Le traitement de l'hyperandrogénie est long, nécessitant une approche différenciée de la prise en charge des patients. Les principaux moyens de corriger les conditions hyperandrogènes chez les femmes sont les contraceptifs oraux œstrogènes-progestatifs à effet anti-androgénique. Ils inhibent la production de gonadotrophines et le processus d'ovulation, la suppression de la sécrétion d'hormones ovariennes, y compris la testostérone, une augmentation du niveau de GPS, le blocage des récepteurs aux androgènes. L'hyperandrogénie dans l'AGS est stoppée par les corticostéroïdes, ils sont également utilisés pour préparer une femme à la grossesse et pendant la gestation avec ce type de pathologie. En cas d'hyperandrogénie élevée, les cours des médicaments antiandrogènes chez les femmes sont prolongés à un an ou plus.

Avec la dermatopathie dépendante des androgènes, le blocage périphérique des récepteurs des androgènes est cliniquement efficace. Dans le même temps, un traitement pathogénique de l'hypothyroïdie subclinique, de l'hyperprolactinémie et d'autres troubles est effectué.
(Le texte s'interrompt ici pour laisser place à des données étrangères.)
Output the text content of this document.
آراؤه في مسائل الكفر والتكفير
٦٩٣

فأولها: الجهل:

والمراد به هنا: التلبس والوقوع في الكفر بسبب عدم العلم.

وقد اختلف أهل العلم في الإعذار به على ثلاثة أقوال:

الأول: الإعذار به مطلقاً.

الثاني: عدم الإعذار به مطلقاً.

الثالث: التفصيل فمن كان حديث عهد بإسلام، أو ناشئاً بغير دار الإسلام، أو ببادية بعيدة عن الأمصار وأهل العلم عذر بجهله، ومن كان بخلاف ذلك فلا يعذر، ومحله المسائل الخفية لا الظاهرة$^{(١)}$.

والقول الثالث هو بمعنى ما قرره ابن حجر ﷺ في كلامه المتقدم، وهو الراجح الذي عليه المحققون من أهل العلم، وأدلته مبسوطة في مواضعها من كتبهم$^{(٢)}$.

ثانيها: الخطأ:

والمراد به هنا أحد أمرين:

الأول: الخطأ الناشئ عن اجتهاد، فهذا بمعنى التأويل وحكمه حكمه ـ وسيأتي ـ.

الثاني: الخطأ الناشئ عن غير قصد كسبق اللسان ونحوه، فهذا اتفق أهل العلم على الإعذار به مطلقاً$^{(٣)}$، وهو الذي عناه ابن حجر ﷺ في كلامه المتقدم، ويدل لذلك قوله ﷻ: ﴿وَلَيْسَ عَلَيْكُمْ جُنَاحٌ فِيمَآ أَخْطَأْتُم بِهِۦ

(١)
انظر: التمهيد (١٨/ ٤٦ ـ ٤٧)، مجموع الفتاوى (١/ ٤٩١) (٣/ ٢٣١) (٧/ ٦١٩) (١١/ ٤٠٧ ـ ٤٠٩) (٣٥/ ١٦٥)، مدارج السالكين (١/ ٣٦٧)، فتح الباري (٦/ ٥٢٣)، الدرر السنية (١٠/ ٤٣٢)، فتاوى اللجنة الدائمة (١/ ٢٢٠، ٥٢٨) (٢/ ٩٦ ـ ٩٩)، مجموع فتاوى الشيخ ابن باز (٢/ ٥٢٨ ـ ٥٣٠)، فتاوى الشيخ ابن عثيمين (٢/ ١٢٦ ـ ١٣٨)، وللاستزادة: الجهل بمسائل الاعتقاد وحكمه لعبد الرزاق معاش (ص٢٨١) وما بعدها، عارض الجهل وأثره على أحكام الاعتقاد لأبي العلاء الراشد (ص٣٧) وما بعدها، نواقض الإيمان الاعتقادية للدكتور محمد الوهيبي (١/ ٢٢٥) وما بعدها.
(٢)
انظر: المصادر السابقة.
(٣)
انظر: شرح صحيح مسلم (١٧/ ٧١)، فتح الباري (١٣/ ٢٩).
Pour le traitement des femmes souffrant d'hyperinsulinisme et d'obésité, des sensibilisateurs à l'insuline (metformine), des mesures pour réduire le poids (régime hypocalorique, activité physique) sont utilisées. Dans le contexte du traitement, la dynamique des indicateurs de laboratoire et cliniques est suivie.

Les tumeurs des ovaires et des glandes surrénales sécrétant des androgènes sont généralement de nature bénigne, mais une détection chirurgicale est nécessaire lorsqu'elles sont détectées. Les rechutes sont peu probables. Avec l'hyperandrogénie, l'observation du dispensaire et le soutien médical d'une femme sont indiqués pour une future planification de grossesse réussie.